Solution to Exercise 1
Output:
text
0
0.0
''
False
[]
()
set()
(Note: str() returns '', an empty string, which prints as a blank line.)
Each type has a natural "zero" or "empty" value: 0 for int, 0.0 for float, "" for str, False for bool, [] for list, () for tuple, set() for set.
These are the defaults because each type's constructor, when called with no arguments, returns a natural "zero" or empty value for that type. This is a consistent design: every type has a well-defined default.
Exercise 2.
bool() applies truthiness rules. Predict the output:
python
print(bool(0), bool(1), bool(-1))
print(bool(""), bool(" "), bool("False"))
print(bool([]), bool([0]), bool([[]]))
Why is bool("False") True? Why is bool([0]) True?

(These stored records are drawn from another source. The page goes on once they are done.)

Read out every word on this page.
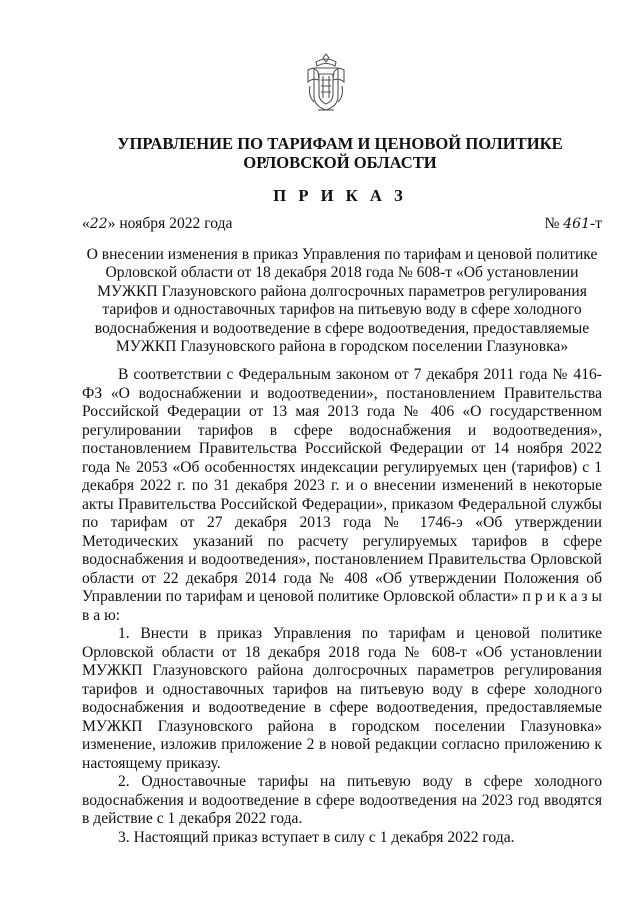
УПРАВЛЕНИЕ ПО ТАРИФАМ И ЦЕНОВОЙ ПОЛИТИКЕ
ОРЛОВСКОЙ ОБЛАСТИ
П Р И К А З
«22» ноября 2022 года	№ 461-т
О внесении изменения в приказ Управления по тарифам и ценовой политике Орловской области от 18 декабря 2018 года № 608-т «Об установлении МУЖКП Глазуновского района долгосрочных параметров регулирования тарифов и одноставочных тарифов на питьевую воду в сфере холодного водоснабжения и водоотведение в сфере водоотведения, предоставляемые МУЖКП Глазуновского района в городском поселении Глазуновка»

В соответствии с Федеральным законом от 7 декабря 2011 года № 416-ФЗ «О водоснабжении и водоотведении», постановлением Правительства Российской Федерации от 13 мая 2013 года № 406 «О государственном регулировании тарифов в сфере водоснабжения и водоотведения», постановлением Правительства Российской Федерации от 14 ноября 2022 года № 2053 «Об особенностях индексации регулируемых цен (тарифов) с 1 декабря 2022 г. по 31 декабря 2023 г. и о внесении изменений в некоторые акты Правительства Российской Федерации», приказом Федеральной службы по тарифам от 27 декабря 2013 года № 1746-э «Об утверждении Методических указаний по расчету регулируемых тарифов в сфере водоснабжения и водоотведения», постановлением Правительства Орловской области от 22 декабря 2014 года № 408 «Об утверждении Положения об Управлении по тарифам и ценовой политике Орловской области» п р и к а з ы в а ю:

1. Внести в приказ Управления по тарифам и ценовой политике Орловской области от 18 декабря 2018 года № 608-т «Об установлении МУЖКП Глазуновского района долгосрочных параметров регулирования тарифов и одноставочных тарифов на питьевую воду в сфере холодного водоснабжения и водоотведение в сфере водоотведения, предоставляемые МУЖКП Глазуновского района в городском поселении Глазуновка» изменение, изложив приложение 2 в новой редакции согласно приложению к настоящему приказу.

2. Одноставочные тарифы на питьевую воду в сфере холодного водоснабжения и водоотведение в сфере водоотведения на 2023 год вводятся в действие с 1 декабря 2022 года.

3. Настоящий приказ вступает в силу с 1 декабря 2022 года.
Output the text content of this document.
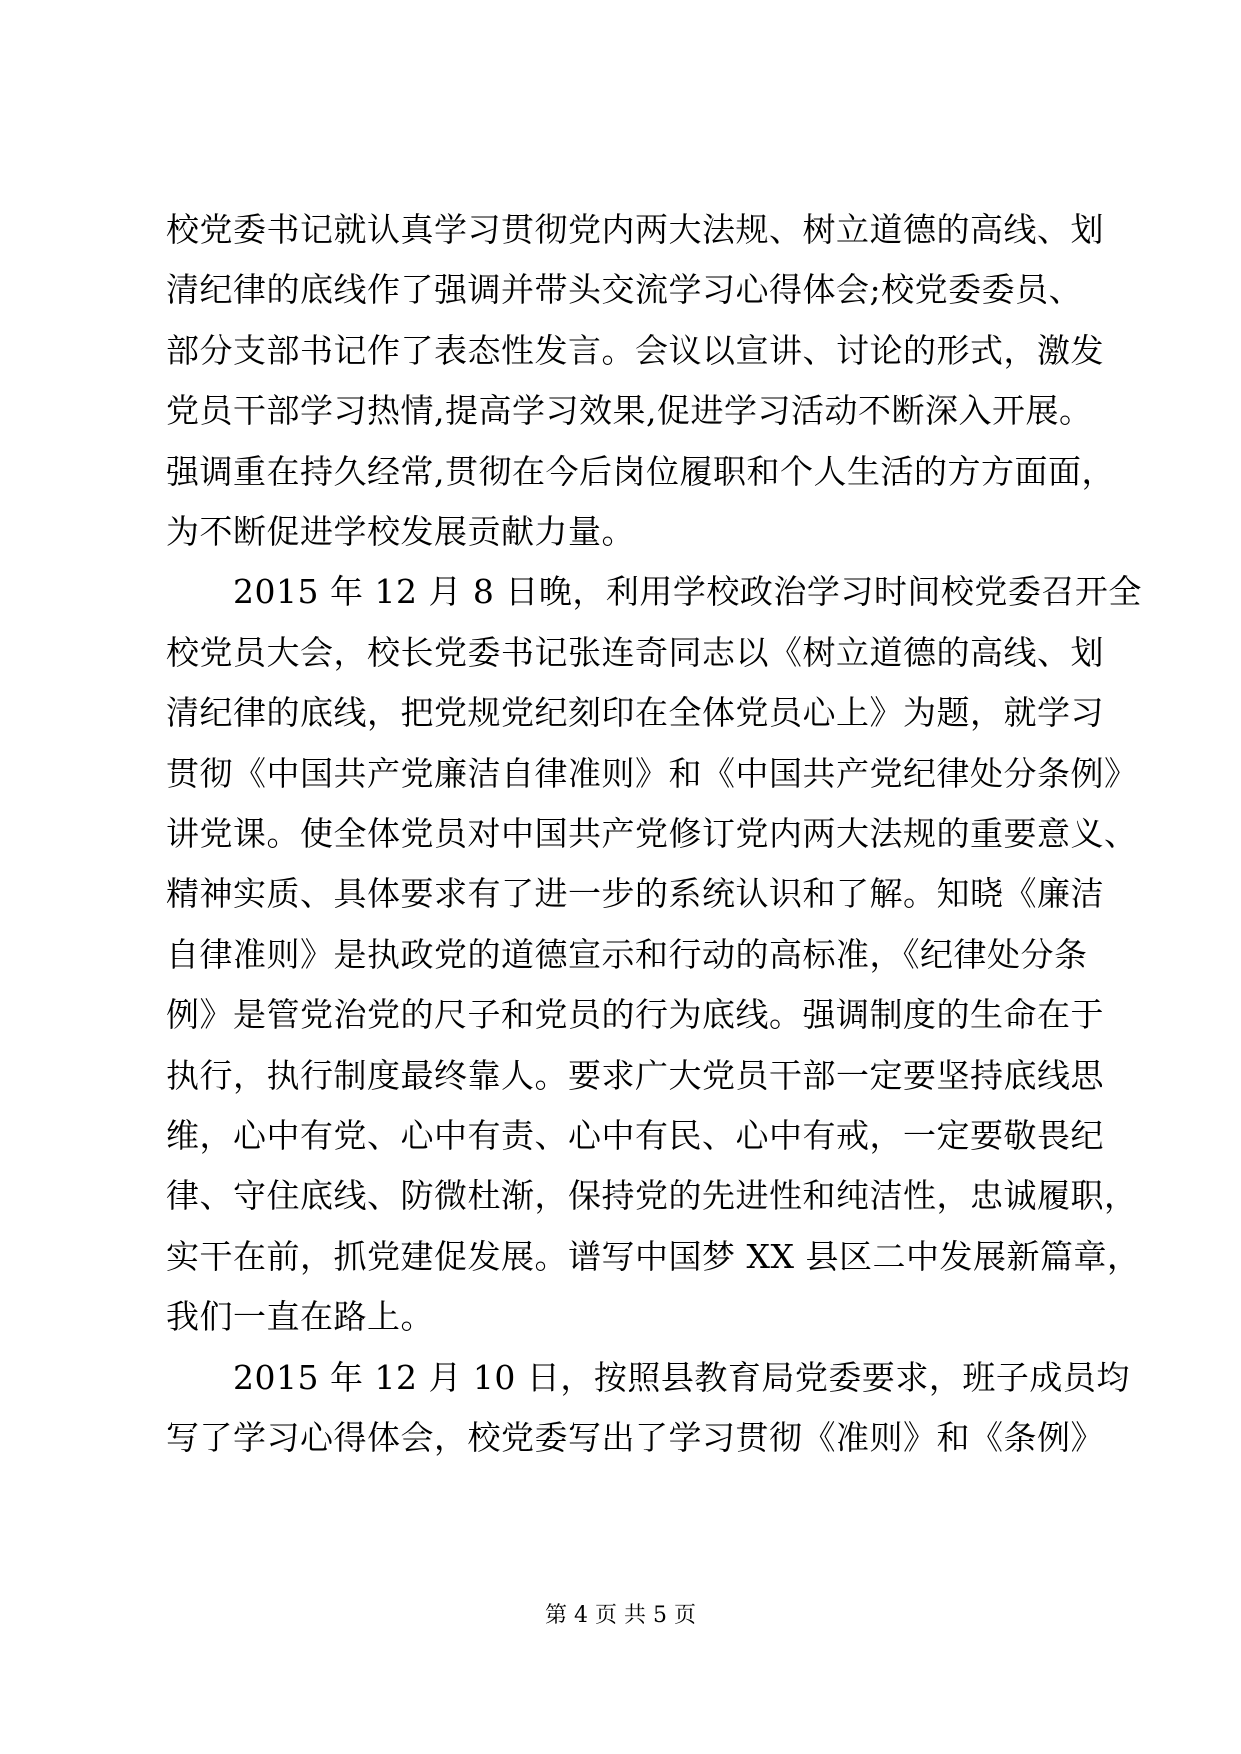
校党委书记就认真学习贯彻党内两大法规、树立道德的高线、划
清纪律的底线作了强调并带头交流学习心得体会;校党委委员、
部分支部书记作了表态性发言。会议以宣讲、讨论的形式，激发
党员干部学习热情,提高学习效果,促进学习活动不断深入开展。
强调重在持久经常,贯彻在今后岗位履职和个人生活的方方面面，
为不断促进学校发展贡献力量。
　　2015 年 12 月 8 日晚，利用学校政治学习时间校党委召开全
校党员大会，校长党委书记张连奇同志以《树立道德的高线、划
清纪律的底线，把党规党纪刻印在全体党员心上》为题，就学习
贯彻《中国共产党廉洁自律准则》和《中国共产党纪律处分条例》
讲党课。使全体党员对中国共产党修订党内两大法规的重要意义、
精神实质、具体要求有了进一步的系统认识和了解。知晓《廉洁
自律准则》是执政党的道德宣示和行动的高标准，《纪律处分条
例》是管党治党的尺子和党员的行为底线。强调制度的生命在于
执行，执行制度最终靠人。要求广大党员干部一定要坚持底线思
维，心中有党、心中有责、心中有民、心中有戒，一定要敬畏纪
律、守住底线、防微杜渐，保持党的先进性和纯洁性，忠诚履职，
实干在前，抓党建促发展。谱写中国梦 XX 县区二中发展新篇章，
我们一直在路上。
　　2015 年 12 月 10 日，按照县教育局党委要求，班子成员均
写了学习心得体会，校党委写出了学习贯彻《准则》和《条例》
第 4 页 共 5 页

What is the general rule Python uses to determine truthiness?
Solution to Exercise 2
Output:
text
False True True
False True True
False True True
bool("False") is True because "False" is a non-empty string. Python does not parse the string content -- it only checks whether the string is empty. Any non-empty string is truthy, regardless of what it says.
bool([0]) is True because the list is non-empty (it contains one element). The truthiness of containers depends on their length, not their contents.
The general rule: a value is falsy if it is a "zero" or "empty" value: 0, 0.0, "", None, False, [], (), {}, set(). Everything else is truthy. Custom classes can define __bool__() or __len__() to customize this behavior.
Exercise 3. Some type conversions lose information. For each conversion, state whether information is preserved or lost:
python
print(int(3.9))
print(float(3))
print(str(42))
print(int("42"))
print(list("abc"))
print(tuple([1, 2, 3]))
print(set([1, 2, 2, 3]))
Which conversions are reversible (you can convert back and get the original value)? Which are lossy (information is permanently lost)?
Solution to Exercise 3
| Conversion | Reversible? | Notes |
|---|---|---|
int(3.9) = 3 |
Lossy | The fractional part .9 is permanently lost |
float(3) = 3.0 |
Reversible (in this case) | int(3.0) gives 3 |
str(42) = "42" |
Reversible | int("42") gives 42 |
int("42") = 42 |
Reversible | str(42) gives "42" |
list("abc") = ["a", "b", "c"] |
Reversible | "".join(["a", "b", "c"]) gives "abc" |
tuple([1, 2, 3]) = (1, 2, 3) |
Reversible | list((1, 2, 3)) gives [1, 2, 3] |
set([1, 2, 2, 3]) = {1, 2, 3} |
Lossy | Duplicates and order are permanently lost |
The lossy conversions are int(float) (truncation loses fractional part) and set(list) (deduplication loses duplicates and ordering). These are one-way operations -- you cannot recover the original value.